今回の竜王戦は改めて一局毎における勝利、一勝の重みを十分に感じさせてくれた勝負であった。
最終局二日目の朝。やや森内有利か、と私は思っていた。しかし、そこからの森内竜王の指し手の乱れ方は見た事がない。有利な時は徐々にはっきりと道筋を立て、不利な時も必ず一手違いに喰い付いてくる森内流としては尋常ではなかった。昨年竜王位に就いてから全速力で突っ走ってきた疲れがこの一日に全て出てしまったという感じだ。
渡辺新竜王は第5局の勝ち方が大きかったと思うがそれにしても最終局は大変な状況の中よく勝ったと思う。これは偉い。

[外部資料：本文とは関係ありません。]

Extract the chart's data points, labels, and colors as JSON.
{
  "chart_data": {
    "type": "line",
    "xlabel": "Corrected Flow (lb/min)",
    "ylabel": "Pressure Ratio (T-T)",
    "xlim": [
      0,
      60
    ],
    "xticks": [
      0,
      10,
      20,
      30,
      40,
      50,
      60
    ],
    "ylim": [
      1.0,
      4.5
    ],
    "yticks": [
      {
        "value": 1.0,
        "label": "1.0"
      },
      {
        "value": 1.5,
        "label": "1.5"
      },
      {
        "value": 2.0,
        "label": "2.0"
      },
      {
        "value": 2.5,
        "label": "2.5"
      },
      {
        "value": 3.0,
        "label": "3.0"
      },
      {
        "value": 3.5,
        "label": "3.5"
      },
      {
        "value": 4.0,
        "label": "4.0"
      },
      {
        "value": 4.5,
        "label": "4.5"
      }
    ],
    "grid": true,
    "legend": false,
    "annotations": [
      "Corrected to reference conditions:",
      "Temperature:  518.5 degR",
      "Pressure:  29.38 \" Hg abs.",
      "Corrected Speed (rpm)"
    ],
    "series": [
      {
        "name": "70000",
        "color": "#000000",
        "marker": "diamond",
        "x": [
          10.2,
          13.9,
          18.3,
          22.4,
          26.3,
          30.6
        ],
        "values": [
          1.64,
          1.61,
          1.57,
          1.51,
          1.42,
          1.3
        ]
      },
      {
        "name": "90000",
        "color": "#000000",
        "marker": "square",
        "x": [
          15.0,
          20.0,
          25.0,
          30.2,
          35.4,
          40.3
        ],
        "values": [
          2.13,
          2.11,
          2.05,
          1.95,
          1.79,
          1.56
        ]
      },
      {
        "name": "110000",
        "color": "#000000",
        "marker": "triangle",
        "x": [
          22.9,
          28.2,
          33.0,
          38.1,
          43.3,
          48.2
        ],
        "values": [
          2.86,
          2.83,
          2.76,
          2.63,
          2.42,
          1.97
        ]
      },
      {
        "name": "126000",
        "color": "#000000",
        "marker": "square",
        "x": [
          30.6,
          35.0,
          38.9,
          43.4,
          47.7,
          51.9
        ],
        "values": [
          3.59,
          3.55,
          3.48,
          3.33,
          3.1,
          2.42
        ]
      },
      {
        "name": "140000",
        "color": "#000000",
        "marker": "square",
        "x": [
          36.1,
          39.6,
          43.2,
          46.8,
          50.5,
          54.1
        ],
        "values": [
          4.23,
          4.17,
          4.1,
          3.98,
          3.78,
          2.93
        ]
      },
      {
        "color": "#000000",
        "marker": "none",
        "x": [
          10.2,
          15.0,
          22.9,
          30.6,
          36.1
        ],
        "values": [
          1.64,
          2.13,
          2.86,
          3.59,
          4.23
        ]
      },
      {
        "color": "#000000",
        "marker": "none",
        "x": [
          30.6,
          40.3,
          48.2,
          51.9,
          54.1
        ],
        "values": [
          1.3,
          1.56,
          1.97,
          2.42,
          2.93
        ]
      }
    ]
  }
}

これから新世代の台頭もあると思うが、谷川棋王から渡辺新竜王まで22年の開き。羽生、森内らの70年生まれは特別として、どの歳にも天下を狙う人が一人いるとすると約25人程か。ここから毎年2、3人ずつ誰かが入れ替わり戦いが続いていくのだろうか。
渡辺新竜王の強さは中々見えにくい所があって正直私にはまだよく分からない。バランスの良さは感じるが、特別突出している部分がある筈。それがなければ竜王位には就けない訳だがこれはその内はっきりと見えてくるだろう。

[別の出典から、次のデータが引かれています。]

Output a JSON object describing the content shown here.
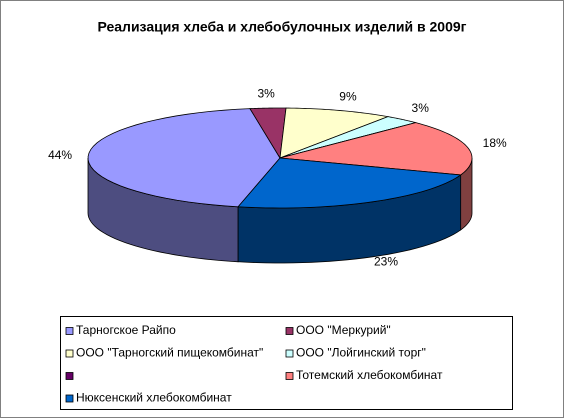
{
  "chart_data": {
    "type": "pie3d",
    "title": "Реализация хлеба и хлебобулочных изделий в 2009г",
    "categories": [
      "Тарногское Райпо",
      "ООО \"Меркурий\"",
      "ООО \"Тарногский пищекомбинат\"",
      "ООО \"Лойгинский торг\"",
      null,
      "Тотемский хлебокомбинат",
      "Нюксенский хлебокомбинат"
    ],
    "values": [
      44,
      3,
      9,
      3,
      0,
      18,
      23
    ],
    "value_labels": [
      "44%",
      "3%",
      "9%",
      "3%",
      null,
      "18%",
      "23%"
    ],
    "colors": [
      "#9999ff",
      "#993366",
      "#ffffcc",
      "#ccffff",
      "#660066",
      "#ff8080",
      "#0066cc"
    ]
  }
}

しかし既に一児の父であるというのは驚きである。私が彼の年の時は全く女性というものを知らなかった訳でこれは手合い違い。
ともかくこれから益々戦いは面白く、激化していくのであろう。
——–
佐藤康光九段は、この文章を書いた約5ヵ月前の2004年8月1日に結婚式を挙げたばかり。

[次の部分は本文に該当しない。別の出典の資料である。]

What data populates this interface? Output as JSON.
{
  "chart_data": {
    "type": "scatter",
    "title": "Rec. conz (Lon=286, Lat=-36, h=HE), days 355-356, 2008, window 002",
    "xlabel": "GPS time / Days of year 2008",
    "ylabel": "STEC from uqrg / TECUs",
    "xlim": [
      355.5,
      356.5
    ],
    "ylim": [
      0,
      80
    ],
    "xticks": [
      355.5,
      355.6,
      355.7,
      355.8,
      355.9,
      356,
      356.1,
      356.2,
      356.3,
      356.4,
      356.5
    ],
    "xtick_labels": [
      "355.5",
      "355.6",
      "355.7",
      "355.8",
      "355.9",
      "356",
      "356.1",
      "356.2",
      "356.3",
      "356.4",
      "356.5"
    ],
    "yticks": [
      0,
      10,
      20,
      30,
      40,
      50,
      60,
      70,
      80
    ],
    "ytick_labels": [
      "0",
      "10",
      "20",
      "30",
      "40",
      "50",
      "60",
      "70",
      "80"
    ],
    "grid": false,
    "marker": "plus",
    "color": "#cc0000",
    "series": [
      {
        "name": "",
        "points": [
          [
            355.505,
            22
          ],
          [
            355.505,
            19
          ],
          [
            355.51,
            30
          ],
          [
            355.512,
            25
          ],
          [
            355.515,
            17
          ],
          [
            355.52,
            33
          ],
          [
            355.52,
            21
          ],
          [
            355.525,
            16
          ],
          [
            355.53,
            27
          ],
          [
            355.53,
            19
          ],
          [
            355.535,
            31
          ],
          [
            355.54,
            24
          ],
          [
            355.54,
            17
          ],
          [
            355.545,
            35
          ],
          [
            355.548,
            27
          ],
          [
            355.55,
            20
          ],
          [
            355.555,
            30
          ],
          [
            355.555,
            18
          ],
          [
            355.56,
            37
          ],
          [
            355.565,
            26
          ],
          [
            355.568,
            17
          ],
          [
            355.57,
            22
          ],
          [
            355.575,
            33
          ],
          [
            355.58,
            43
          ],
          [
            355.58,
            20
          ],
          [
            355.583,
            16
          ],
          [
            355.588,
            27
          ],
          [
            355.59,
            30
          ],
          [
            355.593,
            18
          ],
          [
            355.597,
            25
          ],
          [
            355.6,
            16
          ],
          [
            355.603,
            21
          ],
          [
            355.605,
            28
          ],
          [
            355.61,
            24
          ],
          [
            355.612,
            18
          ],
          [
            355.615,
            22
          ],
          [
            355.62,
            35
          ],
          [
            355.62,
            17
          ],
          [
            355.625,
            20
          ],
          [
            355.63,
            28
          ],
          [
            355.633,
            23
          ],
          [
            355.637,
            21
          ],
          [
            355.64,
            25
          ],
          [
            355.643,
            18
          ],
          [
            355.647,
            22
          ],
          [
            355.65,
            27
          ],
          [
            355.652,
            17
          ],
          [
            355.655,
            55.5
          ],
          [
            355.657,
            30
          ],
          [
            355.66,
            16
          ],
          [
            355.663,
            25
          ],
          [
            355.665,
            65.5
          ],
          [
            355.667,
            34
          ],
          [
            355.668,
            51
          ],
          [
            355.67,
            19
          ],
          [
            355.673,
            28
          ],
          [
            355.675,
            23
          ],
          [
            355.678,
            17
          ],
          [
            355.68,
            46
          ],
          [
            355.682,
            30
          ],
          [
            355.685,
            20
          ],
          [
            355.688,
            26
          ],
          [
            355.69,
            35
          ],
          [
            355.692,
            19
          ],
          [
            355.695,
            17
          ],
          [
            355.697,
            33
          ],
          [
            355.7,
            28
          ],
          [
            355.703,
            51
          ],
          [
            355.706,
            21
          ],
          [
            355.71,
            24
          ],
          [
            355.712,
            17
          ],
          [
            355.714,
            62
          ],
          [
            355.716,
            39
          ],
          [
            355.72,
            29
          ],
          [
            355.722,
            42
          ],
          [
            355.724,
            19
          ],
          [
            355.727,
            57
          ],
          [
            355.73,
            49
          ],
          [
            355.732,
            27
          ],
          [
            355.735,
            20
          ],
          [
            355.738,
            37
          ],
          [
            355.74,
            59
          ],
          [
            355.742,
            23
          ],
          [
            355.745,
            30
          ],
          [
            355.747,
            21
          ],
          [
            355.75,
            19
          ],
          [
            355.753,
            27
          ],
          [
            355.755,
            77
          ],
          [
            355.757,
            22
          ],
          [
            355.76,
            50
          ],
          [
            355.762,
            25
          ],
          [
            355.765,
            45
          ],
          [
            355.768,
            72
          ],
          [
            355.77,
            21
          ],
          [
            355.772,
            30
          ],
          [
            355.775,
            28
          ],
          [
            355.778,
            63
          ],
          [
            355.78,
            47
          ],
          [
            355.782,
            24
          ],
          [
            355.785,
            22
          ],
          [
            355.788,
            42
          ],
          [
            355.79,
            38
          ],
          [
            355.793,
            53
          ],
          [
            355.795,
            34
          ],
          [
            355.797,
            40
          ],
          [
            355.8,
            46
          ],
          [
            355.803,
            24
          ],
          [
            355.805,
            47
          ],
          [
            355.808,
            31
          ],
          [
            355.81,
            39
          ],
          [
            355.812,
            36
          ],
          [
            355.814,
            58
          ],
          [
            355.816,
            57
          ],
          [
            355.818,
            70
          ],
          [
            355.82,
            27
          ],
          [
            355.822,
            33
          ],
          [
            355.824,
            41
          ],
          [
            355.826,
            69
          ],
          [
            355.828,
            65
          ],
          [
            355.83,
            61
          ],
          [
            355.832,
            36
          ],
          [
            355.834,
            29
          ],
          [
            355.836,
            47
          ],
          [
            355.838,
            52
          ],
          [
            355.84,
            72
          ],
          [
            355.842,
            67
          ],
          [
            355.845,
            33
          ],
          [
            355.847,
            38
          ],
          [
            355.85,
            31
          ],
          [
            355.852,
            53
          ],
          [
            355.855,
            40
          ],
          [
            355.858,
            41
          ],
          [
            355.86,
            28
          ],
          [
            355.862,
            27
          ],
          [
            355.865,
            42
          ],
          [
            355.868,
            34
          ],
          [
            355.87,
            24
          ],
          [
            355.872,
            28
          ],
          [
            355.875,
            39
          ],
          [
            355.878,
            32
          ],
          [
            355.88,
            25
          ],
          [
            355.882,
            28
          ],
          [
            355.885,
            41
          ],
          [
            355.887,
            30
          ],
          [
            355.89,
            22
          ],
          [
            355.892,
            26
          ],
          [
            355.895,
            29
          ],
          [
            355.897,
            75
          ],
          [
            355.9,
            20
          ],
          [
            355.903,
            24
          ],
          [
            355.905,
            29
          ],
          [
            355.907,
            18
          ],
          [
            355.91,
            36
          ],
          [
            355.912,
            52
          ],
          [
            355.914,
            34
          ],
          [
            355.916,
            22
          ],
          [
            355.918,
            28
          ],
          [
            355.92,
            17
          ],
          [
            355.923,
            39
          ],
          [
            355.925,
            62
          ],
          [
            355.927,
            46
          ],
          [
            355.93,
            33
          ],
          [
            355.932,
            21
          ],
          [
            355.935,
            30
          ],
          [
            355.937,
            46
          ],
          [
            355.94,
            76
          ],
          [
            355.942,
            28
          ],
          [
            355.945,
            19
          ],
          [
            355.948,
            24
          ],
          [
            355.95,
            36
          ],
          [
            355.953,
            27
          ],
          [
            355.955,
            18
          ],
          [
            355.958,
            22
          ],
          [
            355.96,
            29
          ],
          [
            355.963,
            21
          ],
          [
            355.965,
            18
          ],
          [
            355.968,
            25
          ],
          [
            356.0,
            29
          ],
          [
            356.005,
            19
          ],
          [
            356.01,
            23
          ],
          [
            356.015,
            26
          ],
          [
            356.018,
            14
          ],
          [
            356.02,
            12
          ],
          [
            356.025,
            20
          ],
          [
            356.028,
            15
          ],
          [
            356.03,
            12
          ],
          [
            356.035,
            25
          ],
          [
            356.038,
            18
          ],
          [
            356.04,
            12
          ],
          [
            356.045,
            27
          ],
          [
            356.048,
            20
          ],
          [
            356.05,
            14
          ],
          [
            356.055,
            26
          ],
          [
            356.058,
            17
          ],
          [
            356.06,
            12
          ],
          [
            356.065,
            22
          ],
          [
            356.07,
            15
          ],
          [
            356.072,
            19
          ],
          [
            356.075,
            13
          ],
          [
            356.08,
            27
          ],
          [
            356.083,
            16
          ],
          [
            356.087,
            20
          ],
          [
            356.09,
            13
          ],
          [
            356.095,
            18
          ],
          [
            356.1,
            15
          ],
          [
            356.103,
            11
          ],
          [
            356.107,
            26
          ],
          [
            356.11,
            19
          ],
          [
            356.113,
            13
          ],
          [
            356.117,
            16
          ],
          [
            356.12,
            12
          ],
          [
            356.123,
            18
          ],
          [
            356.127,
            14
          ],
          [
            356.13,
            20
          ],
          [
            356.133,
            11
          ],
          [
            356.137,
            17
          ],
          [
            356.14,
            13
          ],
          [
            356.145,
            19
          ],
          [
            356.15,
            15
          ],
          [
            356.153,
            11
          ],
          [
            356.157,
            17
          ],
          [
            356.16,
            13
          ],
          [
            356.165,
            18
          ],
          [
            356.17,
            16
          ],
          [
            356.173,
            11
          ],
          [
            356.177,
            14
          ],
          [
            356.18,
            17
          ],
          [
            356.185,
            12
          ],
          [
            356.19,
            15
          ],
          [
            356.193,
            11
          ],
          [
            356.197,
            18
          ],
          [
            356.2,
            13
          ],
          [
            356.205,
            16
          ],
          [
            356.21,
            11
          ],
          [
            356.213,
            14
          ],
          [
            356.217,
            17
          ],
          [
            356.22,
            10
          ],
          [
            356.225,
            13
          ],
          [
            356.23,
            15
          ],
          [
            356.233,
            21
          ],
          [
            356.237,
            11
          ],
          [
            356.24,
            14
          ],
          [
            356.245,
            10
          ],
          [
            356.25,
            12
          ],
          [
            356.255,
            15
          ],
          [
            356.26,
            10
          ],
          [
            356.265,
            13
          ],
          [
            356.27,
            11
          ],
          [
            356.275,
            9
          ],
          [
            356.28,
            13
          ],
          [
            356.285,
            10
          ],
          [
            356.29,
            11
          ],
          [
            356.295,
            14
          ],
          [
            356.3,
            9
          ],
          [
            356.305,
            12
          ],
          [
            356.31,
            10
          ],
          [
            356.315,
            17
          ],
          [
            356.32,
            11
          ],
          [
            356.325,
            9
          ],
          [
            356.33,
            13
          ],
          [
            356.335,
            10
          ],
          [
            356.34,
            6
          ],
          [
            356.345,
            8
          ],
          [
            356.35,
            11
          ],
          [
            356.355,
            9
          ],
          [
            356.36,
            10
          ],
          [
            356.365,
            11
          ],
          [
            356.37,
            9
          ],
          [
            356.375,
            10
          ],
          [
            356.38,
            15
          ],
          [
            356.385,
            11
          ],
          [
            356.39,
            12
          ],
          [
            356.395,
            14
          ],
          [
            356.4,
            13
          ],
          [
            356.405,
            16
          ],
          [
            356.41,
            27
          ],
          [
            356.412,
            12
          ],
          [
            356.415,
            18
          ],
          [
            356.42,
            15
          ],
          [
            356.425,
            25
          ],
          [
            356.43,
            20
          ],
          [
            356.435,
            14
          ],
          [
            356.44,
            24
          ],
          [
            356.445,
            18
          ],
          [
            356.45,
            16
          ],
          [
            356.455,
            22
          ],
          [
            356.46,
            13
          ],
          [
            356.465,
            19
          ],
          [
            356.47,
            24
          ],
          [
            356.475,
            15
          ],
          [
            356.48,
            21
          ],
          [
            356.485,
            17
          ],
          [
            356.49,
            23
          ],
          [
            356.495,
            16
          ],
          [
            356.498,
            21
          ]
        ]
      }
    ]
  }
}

そのような感慨もあって、「しかし既に一児の父であるというのは驚きである。私が彼の年の時は全く女性というものを知らなかった訳でこれは手合い違い」という感想が出てきたのだと思う。
——–
そういえば、佐藤康光九段は若い頃の先崎学九段などから「モテ光君」と呼ばれていたが、これは佐藤康光九段が28歳だった1997年頃からのこと。
佐藤康光九段が20歳前後の頃は、当時の記事を見ると、同世代の棋士に比べかなりストイックな志向だったことが分かる。
1989年~1990年の近代将棋の若手棋士インタビューの記事から、佐藤康光九段と同世代の棋士の回答を抜粋してみた。(タイトル、段位は当時)
Q7.好きなタレント、歌手は?
森内四段…南野陽子、Wink
村山五段…たくさんいます。
郷田四段…荻野目慶子
佐藤五段…いません。
羽生竜王…菊池桃子
Q8.本はどんなものを読みますか?
森内四段…西村京太郎、赤川次郎
村山五段…エドマクベイン、ブラックベリー
郷田四段…普通の小説
佐藤五段…あまり読みません。
羽生竜王…推理小説。エラリークイーン
Q9.こわいと思うことは?
森内四段…交通事故
村山五段…あまりない。
郷田四段…女性
佐藤五段…なまけぐせ。
羽生竜王…病気
Q10.いま一番ほしいものは?
森内四段…ガールフレンド
村山五段…あまりない。
郷田四段…恋人
佐藤五段…英会話の実力
羽生竜王…特になし
このような意味でも、佐藤康光棋聖(当時)は自分が20歳の頃のことを思い出していたのだろう。